Supply and demand are the simplest yet most powerful tool in economics. When a good becomes scarce—supply falls while demand rises—prices rise until someone stops buying. When goods pile up in warehouses—supply exceeds demand—prices fall until buyers return. This mechanism, repeated millions of times across billions of transactions, coordinates the entire economy without central planning. It's the reason markets work.

Why this matters

Every price you pay, every wage you earn, and every product available in stores reflects supply and demand at work. Understanding this mechanism is essential because it explains inflation (aggregate demand outstrips aggregate supply), unemployment (labor supply doesn't match demand), and asset bubbles (demand for stocks and housing outruns sustainable supply). More importantly, it shows you that high prices are not random—they are signals that a good is scarce, and those signals guide production decisions. Prices are information encoded in the market, telling producers where to allocate resources.

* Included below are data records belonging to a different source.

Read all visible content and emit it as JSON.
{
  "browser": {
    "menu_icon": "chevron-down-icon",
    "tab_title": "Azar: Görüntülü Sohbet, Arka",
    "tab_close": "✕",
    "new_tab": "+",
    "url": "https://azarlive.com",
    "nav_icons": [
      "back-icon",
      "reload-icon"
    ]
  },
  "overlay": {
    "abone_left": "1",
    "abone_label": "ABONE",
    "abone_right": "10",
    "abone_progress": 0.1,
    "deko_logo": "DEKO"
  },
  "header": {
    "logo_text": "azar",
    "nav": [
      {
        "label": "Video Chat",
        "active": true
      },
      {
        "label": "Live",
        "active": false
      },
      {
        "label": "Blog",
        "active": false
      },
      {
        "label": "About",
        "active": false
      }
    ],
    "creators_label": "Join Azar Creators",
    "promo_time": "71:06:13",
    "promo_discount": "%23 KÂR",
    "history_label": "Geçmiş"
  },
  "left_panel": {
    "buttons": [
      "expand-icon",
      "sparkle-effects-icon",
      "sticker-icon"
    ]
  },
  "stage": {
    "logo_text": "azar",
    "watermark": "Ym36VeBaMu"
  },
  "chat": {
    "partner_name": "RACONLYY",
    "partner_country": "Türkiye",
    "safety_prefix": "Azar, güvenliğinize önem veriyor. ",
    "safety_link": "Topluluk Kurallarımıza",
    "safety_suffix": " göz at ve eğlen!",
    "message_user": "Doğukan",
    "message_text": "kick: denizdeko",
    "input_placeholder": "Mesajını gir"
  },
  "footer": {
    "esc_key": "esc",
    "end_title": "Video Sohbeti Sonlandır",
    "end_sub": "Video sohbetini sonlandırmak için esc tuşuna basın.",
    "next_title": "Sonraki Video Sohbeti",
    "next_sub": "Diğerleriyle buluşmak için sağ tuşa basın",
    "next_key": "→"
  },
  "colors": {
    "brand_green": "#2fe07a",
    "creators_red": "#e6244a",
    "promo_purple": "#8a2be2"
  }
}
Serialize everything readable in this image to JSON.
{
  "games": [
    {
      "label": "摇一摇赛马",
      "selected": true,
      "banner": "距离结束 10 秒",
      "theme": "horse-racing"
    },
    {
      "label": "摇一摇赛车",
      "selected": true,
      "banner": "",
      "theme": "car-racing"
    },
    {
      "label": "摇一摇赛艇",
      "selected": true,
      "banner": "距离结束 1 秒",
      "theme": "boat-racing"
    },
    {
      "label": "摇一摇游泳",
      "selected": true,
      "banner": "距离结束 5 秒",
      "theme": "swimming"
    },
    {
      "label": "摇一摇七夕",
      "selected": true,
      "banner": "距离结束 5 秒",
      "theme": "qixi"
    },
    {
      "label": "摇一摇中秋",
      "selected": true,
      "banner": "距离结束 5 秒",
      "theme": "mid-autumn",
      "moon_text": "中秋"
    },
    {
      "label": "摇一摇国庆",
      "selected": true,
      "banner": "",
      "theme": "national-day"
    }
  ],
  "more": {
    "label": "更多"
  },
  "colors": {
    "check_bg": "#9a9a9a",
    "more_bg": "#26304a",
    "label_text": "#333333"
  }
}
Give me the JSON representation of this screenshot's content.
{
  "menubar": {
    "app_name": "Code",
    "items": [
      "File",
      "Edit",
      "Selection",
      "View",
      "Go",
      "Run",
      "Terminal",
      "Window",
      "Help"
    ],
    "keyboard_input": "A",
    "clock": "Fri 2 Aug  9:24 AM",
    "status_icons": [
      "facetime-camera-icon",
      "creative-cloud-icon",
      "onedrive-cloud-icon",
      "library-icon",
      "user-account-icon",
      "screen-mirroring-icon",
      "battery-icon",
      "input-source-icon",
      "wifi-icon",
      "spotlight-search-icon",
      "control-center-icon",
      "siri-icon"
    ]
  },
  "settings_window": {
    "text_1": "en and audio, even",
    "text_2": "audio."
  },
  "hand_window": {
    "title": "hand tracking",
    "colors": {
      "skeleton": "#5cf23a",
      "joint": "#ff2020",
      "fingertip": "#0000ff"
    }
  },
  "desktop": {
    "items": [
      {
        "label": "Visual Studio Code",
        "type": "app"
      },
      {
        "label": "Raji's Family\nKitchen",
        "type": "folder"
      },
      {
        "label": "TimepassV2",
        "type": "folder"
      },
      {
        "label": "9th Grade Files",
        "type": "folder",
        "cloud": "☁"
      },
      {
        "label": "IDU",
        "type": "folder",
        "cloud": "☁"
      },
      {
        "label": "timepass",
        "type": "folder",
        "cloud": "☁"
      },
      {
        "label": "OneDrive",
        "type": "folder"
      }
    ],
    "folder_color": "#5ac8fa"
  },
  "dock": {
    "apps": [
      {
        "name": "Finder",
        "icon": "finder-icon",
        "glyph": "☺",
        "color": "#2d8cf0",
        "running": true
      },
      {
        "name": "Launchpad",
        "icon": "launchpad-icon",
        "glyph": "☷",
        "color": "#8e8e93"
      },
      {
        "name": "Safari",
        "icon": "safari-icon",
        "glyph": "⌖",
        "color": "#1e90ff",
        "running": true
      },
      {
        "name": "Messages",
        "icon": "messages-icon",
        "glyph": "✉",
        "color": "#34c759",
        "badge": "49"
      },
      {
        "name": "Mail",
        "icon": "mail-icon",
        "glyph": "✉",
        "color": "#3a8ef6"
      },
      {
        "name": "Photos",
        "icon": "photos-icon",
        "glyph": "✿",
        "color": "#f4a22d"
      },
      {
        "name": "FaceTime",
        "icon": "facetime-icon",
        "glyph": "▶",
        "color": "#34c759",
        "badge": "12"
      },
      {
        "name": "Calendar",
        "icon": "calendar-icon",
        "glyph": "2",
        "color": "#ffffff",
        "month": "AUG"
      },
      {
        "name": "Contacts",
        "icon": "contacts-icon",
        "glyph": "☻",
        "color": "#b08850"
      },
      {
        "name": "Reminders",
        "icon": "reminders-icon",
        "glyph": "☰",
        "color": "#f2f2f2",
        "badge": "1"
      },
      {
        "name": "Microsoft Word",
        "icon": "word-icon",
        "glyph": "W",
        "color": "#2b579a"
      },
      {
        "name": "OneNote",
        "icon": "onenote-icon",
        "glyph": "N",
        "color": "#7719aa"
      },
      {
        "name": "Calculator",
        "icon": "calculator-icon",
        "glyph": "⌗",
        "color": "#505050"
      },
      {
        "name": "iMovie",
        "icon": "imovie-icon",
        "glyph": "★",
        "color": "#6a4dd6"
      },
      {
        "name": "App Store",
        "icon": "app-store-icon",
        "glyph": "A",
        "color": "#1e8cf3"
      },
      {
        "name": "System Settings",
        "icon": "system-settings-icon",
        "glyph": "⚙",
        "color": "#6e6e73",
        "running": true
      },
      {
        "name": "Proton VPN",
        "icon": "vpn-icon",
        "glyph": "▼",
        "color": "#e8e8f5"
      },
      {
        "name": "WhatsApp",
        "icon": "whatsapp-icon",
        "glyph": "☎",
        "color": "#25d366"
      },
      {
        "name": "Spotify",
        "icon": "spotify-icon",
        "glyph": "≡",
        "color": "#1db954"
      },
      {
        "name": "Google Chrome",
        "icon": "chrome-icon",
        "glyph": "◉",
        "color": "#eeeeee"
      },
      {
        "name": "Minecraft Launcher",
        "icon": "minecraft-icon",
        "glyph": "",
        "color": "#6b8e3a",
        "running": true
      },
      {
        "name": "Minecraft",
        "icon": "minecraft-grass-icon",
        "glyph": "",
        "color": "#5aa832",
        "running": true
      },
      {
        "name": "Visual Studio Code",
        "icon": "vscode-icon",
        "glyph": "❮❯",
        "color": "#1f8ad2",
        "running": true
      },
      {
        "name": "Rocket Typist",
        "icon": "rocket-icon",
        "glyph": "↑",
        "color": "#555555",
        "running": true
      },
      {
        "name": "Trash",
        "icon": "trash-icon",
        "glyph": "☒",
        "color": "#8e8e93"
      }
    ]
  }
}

When oil prices spike, refineries know to increase investment in capacity. When teacher salaries rise, more people enter education. When housing prices soar, construction increases. These responses happen not because of government mandate but because individual economic actors respond to prices. Understanding this mechanism protects you from common errors: high prices are not evidence of conspiracies or greed, they're evidence of scarcity. Low prices are not evidence of efficiency, they're evidence of abundance or low demand.

What you'll learn

You'll see how prices move along a demand curve—higher prices reduce quantity demanded—and how they move along a supply curve, where higher prices incentivize more production. At the intersection of these curves lies equilibrium: the price where quantity supplied equals quantity demanded. You'll discover what shifts these curves: expectations, income, tastes, and technology all move demand; costs, technology, and resource availability move supply. This chapter covers elasticity too—why some goods like gasoline see large price moves with small demand shifts, while others like salt see tiny price changes. Elasticity depends on whether substitutes exist and how essential the good is. You'll finish with real examples: agricultural cycles, labor markets, housing booms, and financial assets—all driven by supply and demand dynamics.

How to read this chapter

Begin with the core mechanics of how supply and demand interact to set price and quantity. Build your intuition about what happens when you shift one curve while holding the other constant. Move through the different demand and supply shifters, understanding what causes curves to move. Elasticity comes next—a crucial concept for understanding why price controls fail and why some industries are highly competitive while others are dominated by a few firms. When you artificially cap prices below equilibrium, shortages emerge because producers have insufficient incentive to supply. The final articles apply these principles to real markets: how wages form, how asset prices spike, and how to think about shortages and surpluses you see in headlines.